Released in September 2009, the film Blessed is a screen adaptation of the play Who’s Afraid of the Working Class?. Focusing on the darker emotional elements that accompany marginalisation in Australia, Blessed is a cathartic viewing experience.

The film leads us through 24 hours in the lives of five working-class families, whose actions subtly intersect through circumstance. Firstly, events unfold through the eyes of the children, then through the perspective of their mothers. Taken from one of the film’s more harrowing moments, the title ‘Blessed’ refers to the idea that children are our (sometimes only) blessings.

The original script from which Blessed grew was commissioned by Melbourne Workers Theatre and premiered as a live theatre production in 1998. The story itself was woven from several separate plays, each by a different writer: Trash, by Andrew Bovell (Lantana); Money, by Patricia Cornelius, Suit, by Christos Tsiolkas (Head On); and Dreamtown, by Melissa Reeves. This same team also created the screen adaptation, maintaining the integrity of the writing, and some theatrical storytelling techniques.

While a couple of the more poetic monologues from the plays were sacrificed in translation to the new medium, this filmic treatment brought clarity to the sometimes implicit connections between the characters. Remembering the film’s theatrical roots is important to accepting some of the dramatic devices and smaller details that depart from the real-to-life depiction suggested by the visuals.

Directed by Ana Kokkinos, who also directed Tsiolkas’s Head On, Blessed has a gritty visual aesthetic, holding the characters in a relentless and intimate exposure akin to being caught in the headlights. Bleak though the subject matter is – crime, gambling, dispossession, loneliness, sexual abuse and death – Kokkinos has managed to hint at the possibility of hope. Absent from the play, this underlying thread is a life-raft that lifts the writing, while not letting the audience off with an easy ride.
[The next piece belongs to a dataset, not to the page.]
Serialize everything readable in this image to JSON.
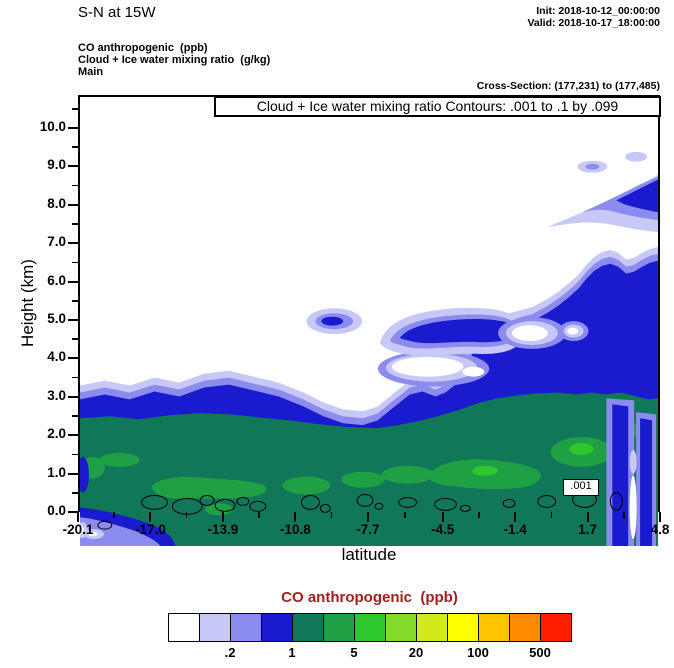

Excellent casting has formed a stellar Australian ensemble, with Deborra-Lee Furness, Victoria Haralabidou, Monica Maughan, Miranda Otto, and younger actors, Harrison Gilbertson, Sophie Lowe and Eamon Farren all delivering strong performances. Frances O’Connor particularly shone in her role as the young mother Rhonda, delivering some of the most emotionally wrought scenes, with Reef Ireland and Eva Lazzaro, as her children, Orton and Stacey. And it has to be said that Miranda Otto performs what is possibly the best alone-at-home-with-loud-music-and-a-bottle-of-wine dance ever.

Insightful treatment of interpersonal relations is a hallmark of Australian cinema. In Blessed we witness a despair at the lack of control that compels the characters to reach out to others in unexpected ways – small struggles to grasp at comfort and warmth in a world where these things are almost out of reach – all captured beautifully by Kokkinos.

Blessed asks much of its viewers, but offers equal reward to those who take the journey. It is a bold attempt to capture a dimension of our society that is too often ignored. Not for the depressed or faint of heart, but definitely worth seeing.